Thirdly he claims that science is only done with peer review. Peer review is merely a way to enforce conformity. Newton, Maxwell, Darwin, Einstein and even Murry Gell-Mann produced important scientific works which were not peer reviewed. Gell-Mann's "The Eight-fold Path" was the most important particle physics paper ever published, yet it never was actually published. It just circulated. At some point I will post a post on the stupidity of peer review and consensus group think of the sheeple scientific community, but one example will suffice. This is what peer review did for a couple of Nobel prize winning papers.

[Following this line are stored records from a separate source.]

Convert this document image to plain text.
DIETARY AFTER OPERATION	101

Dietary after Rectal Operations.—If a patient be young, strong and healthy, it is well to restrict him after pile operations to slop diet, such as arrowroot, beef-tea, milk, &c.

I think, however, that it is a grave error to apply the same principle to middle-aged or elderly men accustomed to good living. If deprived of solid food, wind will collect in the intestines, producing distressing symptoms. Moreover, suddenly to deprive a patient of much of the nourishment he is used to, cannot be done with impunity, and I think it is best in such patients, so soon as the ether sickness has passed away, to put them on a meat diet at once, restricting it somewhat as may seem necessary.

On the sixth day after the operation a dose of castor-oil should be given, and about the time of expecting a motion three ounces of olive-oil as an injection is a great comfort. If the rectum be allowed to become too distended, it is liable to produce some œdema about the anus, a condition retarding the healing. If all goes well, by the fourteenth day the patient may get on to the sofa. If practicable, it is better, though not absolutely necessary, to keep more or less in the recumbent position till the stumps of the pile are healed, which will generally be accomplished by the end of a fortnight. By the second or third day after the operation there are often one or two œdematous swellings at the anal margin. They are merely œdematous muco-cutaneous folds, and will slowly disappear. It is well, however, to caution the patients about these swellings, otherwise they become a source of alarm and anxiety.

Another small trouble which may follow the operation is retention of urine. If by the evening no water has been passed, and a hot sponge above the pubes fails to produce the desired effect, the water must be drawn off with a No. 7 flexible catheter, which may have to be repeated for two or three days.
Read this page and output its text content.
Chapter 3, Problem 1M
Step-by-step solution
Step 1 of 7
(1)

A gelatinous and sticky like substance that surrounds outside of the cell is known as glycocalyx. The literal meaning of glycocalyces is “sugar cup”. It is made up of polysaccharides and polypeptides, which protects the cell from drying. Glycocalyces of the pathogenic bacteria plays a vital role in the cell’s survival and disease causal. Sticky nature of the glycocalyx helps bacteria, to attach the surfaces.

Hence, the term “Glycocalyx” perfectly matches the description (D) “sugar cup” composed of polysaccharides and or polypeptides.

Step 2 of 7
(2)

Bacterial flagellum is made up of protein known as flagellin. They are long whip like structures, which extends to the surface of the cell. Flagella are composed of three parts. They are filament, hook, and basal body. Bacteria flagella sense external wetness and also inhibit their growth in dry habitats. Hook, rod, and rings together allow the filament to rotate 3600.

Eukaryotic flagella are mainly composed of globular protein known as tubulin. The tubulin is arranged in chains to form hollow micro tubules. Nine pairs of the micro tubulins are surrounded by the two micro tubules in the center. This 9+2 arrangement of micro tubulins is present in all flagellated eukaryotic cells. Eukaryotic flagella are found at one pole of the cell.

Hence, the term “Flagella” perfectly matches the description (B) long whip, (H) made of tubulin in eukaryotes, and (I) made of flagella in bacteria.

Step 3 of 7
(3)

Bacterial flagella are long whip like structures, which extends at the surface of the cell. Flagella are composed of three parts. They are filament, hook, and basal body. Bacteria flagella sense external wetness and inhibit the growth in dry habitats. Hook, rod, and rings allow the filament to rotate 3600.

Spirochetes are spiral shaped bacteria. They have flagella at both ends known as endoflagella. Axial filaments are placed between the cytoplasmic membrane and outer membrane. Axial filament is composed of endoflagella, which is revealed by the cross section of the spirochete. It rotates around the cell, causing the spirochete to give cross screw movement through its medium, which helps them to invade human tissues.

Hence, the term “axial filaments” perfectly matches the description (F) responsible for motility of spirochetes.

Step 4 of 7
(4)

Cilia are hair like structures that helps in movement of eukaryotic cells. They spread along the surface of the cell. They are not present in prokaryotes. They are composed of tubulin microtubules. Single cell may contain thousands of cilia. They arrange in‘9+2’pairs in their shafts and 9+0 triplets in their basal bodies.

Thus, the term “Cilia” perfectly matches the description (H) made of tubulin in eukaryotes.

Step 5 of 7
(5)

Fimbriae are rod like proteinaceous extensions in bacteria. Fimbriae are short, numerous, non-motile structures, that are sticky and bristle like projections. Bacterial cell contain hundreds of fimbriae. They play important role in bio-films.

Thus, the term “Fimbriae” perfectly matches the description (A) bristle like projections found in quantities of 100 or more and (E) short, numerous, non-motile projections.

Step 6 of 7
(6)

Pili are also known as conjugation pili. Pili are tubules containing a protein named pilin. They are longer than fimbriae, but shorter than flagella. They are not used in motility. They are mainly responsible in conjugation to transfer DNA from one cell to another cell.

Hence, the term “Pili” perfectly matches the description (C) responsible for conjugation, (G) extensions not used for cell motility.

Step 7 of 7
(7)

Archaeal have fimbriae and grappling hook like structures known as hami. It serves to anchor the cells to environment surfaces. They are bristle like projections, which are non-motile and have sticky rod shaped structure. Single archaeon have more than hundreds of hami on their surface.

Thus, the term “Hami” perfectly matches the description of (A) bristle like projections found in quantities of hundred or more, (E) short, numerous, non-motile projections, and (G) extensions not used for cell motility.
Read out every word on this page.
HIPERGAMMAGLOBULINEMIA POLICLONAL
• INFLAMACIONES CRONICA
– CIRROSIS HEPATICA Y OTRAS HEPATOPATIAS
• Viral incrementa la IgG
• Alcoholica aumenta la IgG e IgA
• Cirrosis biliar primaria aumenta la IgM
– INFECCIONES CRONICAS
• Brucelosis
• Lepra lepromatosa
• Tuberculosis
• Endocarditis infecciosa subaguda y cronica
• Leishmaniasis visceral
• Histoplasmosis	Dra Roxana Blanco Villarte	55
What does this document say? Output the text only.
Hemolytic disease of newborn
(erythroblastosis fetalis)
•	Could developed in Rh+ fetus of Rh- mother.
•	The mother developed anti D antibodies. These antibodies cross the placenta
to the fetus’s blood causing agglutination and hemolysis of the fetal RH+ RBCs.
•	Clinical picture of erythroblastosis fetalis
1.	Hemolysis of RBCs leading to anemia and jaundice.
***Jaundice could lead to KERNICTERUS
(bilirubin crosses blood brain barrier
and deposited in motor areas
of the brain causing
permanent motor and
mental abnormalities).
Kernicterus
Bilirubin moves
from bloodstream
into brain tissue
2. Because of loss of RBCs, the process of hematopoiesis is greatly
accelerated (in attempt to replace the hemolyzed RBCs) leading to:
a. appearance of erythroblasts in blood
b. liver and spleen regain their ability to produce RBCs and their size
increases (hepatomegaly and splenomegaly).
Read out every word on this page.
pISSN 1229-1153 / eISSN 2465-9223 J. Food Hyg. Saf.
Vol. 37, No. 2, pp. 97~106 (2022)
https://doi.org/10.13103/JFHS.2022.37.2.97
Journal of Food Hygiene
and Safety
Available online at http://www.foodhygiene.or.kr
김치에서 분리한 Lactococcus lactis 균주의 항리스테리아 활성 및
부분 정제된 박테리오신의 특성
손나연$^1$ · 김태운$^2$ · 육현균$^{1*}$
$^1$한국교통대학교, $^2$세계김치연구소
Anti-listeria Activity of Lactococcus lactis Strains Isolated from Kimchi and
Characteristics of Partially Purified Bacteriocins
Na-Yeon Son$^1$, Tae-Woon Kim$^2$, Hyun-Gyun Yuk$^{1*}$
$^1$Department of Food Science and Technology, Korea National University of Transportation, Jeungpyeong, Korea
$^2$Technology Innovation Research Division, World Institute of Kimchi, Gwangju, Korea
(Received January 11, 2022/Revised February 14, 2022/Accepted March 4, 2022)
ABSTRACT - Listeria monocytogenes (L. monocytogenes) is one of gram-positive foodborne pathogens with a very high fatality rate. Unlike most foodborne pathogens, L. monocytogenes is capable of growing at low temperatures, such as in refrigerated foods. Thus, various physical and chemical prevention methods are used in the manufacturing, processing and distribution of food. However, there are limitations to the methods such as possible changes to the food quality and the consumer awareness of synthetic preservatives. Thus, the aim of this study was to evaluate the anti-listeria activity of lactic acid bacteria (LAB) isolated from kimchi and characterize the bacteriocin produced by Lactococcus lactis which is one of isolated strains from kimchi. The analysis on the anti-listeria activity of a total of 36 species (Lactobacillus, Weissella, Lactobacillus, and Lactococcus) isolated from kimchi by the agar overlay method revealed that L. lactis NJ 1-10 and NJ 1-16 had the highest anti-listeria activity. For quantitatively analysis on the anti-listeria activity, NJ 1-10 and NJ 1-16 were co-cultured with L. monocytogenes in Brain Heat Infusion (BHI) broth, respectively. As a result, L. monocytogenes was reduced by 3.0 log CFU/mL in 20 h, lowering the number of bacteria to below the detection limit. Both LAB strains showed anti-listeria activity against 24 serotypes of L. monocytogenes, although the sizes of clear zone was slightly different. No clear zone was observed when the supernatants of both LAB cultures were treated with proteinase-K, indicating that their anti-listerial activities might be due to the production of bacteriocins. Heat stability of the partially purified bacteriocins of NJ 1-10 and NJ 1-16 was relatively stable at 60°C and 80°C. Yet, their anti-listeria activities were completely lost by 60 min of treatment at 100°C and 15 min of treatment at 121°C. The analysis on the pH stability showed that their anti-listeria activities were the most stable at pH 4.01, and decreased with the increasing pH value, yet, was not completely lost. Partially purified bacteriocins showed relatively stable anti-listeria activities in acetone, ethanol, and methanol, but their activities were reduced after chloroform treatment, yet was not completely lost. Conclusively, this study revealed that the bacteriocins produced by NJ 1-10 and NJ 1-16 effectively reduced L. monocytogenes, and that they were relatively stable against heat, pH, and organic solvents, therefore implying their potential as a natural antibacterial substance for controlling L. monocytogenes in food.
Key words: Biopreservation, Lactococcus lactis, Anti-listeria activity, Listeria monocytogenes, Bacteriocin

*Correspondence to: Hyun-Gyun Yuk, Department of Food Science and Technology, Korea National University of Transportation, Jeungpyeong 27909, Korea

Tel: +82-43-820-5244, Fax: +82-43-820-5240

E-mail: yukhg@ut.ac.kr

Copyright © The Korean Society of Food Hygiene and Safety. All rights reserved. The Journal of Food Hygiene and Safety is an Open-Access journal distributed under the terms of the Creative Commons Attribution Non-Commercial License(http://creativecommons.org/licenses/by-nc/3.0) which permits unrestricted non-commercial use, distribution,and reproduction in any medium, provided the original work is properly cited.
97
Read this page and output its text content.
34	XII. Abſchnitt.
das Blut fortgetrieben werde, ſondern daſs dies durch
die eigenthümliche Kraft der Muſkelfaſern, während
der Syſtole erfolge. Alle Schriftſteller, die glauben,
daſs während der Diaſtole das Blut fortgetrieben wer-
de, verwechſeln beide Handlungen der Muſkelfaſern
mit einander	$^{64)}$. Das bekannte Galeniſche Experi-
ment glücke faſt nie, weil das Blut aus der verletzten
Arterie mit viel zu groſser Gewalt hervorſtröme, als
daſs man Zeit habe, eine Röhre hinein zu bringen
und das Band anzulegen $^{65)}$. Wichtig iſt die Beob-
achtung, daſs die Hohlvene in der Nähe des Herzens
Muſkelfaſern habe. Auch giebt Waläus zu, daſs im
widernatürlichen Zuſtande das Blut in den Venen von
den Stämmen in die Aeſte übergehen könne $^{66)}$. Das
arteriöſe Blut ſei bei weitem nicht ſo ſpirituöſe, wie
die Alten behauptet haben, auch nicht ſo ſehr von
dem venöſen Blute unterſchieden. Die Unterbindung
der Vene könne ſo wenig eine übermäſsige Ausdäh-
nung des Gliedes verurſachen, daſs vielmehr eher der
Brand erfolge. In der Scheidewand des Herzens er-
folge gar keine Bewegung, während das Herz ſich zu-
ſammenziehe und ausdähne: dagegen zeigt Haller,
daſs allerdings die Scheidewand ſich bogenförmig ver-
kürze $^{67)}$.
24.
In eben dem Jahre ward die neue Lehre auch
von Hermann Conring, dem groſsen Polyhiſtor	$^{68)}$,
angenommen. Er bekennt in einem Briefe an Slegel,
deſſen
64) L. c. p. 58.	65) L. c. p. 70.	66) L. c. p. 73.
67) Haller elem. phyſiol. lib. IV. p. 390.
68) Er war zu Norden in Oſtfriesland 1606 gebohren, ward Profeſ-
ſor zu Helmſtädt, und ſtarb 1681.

"One example is Rosalyn Yalow, who described how her Nobel-prize-winning paper was received by the journals as follow: 'In 1955 we submitted the paper to Science...the paper was held there for eight months before it was reviewed. It was finally rejected. We submitted it to the Journal of Clinical Investigations, which also rejected it.' Another example is Gunter Blobel, who in a news conference given just after he was awarded the Nobel Prize in Medicine, said that the main problem one encounters in one's research is 'when your grants and papers are rejected because some stupid reviewer rejected them for dogmatic adherence to old ideas." According to the New York Times, these comments 'drew thunderous applause from the hundreds of sympathetic colleagues and younger scientists in the auditorium." Frank Tipler, "Refereed Journals," in William Dembski editor, Uncommon Dissent, (Wilmington Delaware: ISI Books, 2004), p. 118

Another Nobel prize winning work was rejected because --well see below

“Glaser realized that charged particles shooting through a superheated liquid will create a disturbance and trigger the boiling process as they ionize the atoms of the liquid along their paths. For a fraction of a second, a trail of bubbles will form where a particle has passed, and this trail can be photographed. But you must act quickly, or the whole liquid will begin to boil violently. Glaser therefore planned to release the pressure and then immediately restore it. Particles entering the liquid during the critical moments of low pressure would leave trails that could be photographed. The immediate restoration of pressure would mean that the liquid was once again just below boiling point, and the whole process could be repeated.”
In the autumn of 1952, Glaser began experiments to discover if his 'bubble chamber' would work. After thoroughly considering possible liquids, he chose to use diethyl ether. With a small glass vessel holding just 3 centilitres of the liquid, he successfully photographed the tracks of cosmic rays. But he faced an uphill battle in developing his invention. He was refused support by the US Atomic Energy Commission and the National Science Foundation. They said his scheme was too speculative. And his first paper on the subject was rejected on the grounds that it used the word bubblet', which was not in the dictionary. But his luck changed in 1953, when a chance meeting brought the bubble chamber to fruition.
“Glaser's first talk on his idea was to be given on the last day of the American Physical Society's meeting in Washington DC in April 1953. Among the participants at the meeting was Luis Alvarez, a distinguished physicist.”
Frank Close, Michael Marten, and Christine Sutton, The Particle Odyssey,” (Oxford: Oxford University Press, 2002), p. 92-93

I would note that J. Tuzo Wilson's paper, the one which revived continental drift was rejected by the major journals and had to be published in an obscure journal that had less stringent standards. Peer review does too much harm to be taken seriously as an arbitor of truth. In the spirit of this post, peer review seems to be a mechanism to maintain scientific noise and reject scientific truth.

Yes, Rich, let's hear it for consensus peer review, a process that can't even recognize Nobel Prize quality work!


  1. "{start of G. Simons' note}"

    I can't say that I disagree with anything he had to say. He did, however, say it much better than I or woox did.

  2. Huh? He agrees with my positon. Maybe you should read it again.